Adaptive Estimation of Convex Sets and Convex Polytopes from Noisy Data

TL;DR

This paper develops adaptive estimators for convex sets and polytopes in high-dimensional regression, achieving near-minimax rates and optimality with respect to the number of vertices, under noisy data conditions.

Contribution

It introduces new estimators that adapt to the complexity of convex polytopes, achieving minimax rates and optimality in various classes, extending to general convex sets.

Findings

Estimators achieve the minimax rate of (ln n)/n for polytopes.

The extra logarithmic factor is proven to be necessary.
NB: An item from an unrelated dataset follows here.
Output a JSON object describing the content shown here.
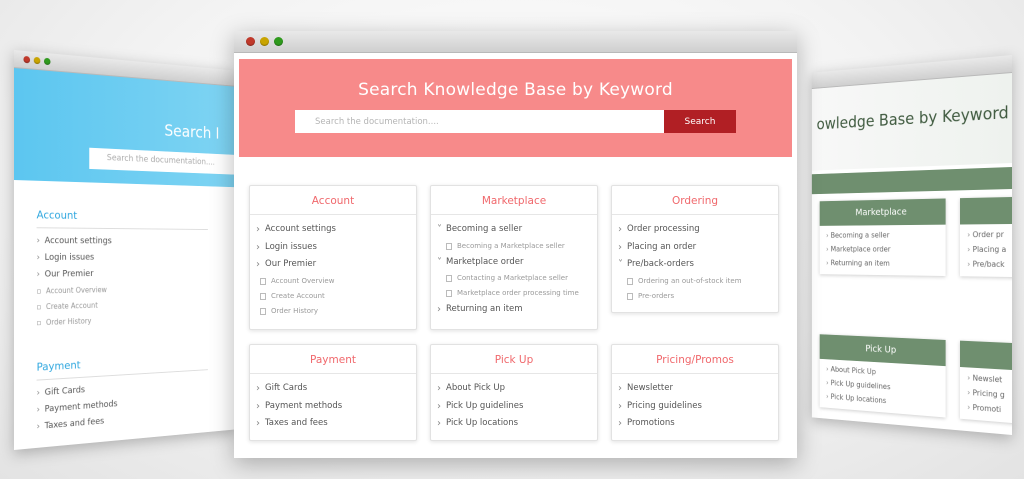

The adaptive estimator is optimal for polytopes with a fixed number of vertices.

Abstract

We estimate convex polytopes and general convex sets in $\mathbb R^d,d\geq 2$ in the regression framework. We measure the risk of our estimators using a $L^1$-type loss function and prove upper bounds on these risks. We show that, in the case of polytopes, these estimators achieve the minimax rate. For polytopes, this minimax rate is $\frac{\ln n}{n}$, which differs from the parametric rate for non-regular families by a logarithmic factor, and we show that this extra factor is essential. Using polytopal approximations we extend our results to general convex sets, and we achieve the minimax rate up to a logarithmic factor. In addition we provide an estimator that is adaptive with respect to the number of vertices of the unknown polytope, and we prove that this estimator is optimal in all classes of polytopes with a given number of vertices.